Photograph courtesy of CENWOR.
By BGR Staff
In 2022, Sri Lanka’s economy experienced near-total collapse, the most severe crisis of its kind in a century. Fuel shortages took buses, trains, and ambulances off the road. Inflation soared to 50 percent. Schools were shuttered; those students fortunate enough to have classes in session often attended their lessons hungry. Workers’ incomes could no longer pay for such basics as rent, utilities, and food. By the middle of 2022, nearly 5 million people—one-fifth of the country’s population—were estimated as food-insecure by the United Nations.
While the crisis has eased somewhat in the intervening year, costs remain high in relation to incomes, and Sri Lanka’s poor have borne the brunt of the hardship. A long-term BGR partnership has provided support to some of those who were most impacted by the collapse.
The Centre for Women’s Research (CENWOR), a BGR partner since 2011, has been working for nearly four decades to empower women in Sri Lanka. In parallel with its research on gender equality, CENWOR has worked with partners on projects to financially support the educations of impoverished girls and young women in Sri Lanka, focusing on girls who had dropped out of school due to financial and other concerns.
In recent years, CENWOR and BGR have collaborated to promote the access of women from low-income families to obtain technical skills, through vocational programs at a number of Sri Lankan universities and technical institutions. Some of these institutions, such as the government-run Vocational Training Authority, provide basic and middle-level vocational training to students who drop out of the school system before completing their secondary educations. Others, such as the University of Vocational Technology, provide university-level technical educations.
A 2022 partnership between BGR and CENWOR proposed to support the vocational and post-secondary education of 175 young women, providing funding for transportation, food, lodging, and other necessities. By year’s end, the soaring inflation rate had brought an unexpected benefit as the U.S. dollar became stronger in relation to the Sri Lankan rupee: The project was able to fund the part-time or full-time educations of 369 young women in need, who studied such subjects as accounting, computer technology, graphic design, teaching, and automotive work, among many other specialties.

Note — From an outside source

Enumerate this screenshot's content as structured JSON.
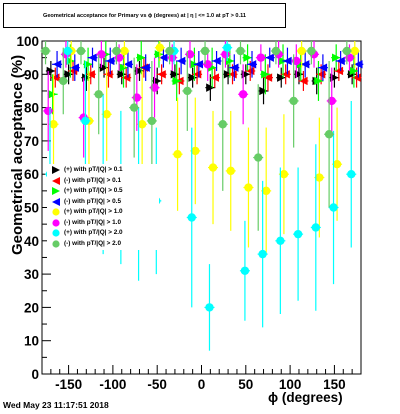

Lakshitha Perera is a third-year medical student at the University of Ruhana. The daughter of a gardener, she was on the verge of giving up on her studies due to her family’s economic difficulties. She applied for support despite being in a field outside of the project’s usual range; an approved grant allowed her to continue her studies.
Sandamini Madushika completed her studies at the Faculty of Arts at the University of Columbo with support from this project. She wrote, “Thank you very much for helping me with my university studies over the years. That help was a big relief for my higher education.”
This article is adapted from reports by CENWOR.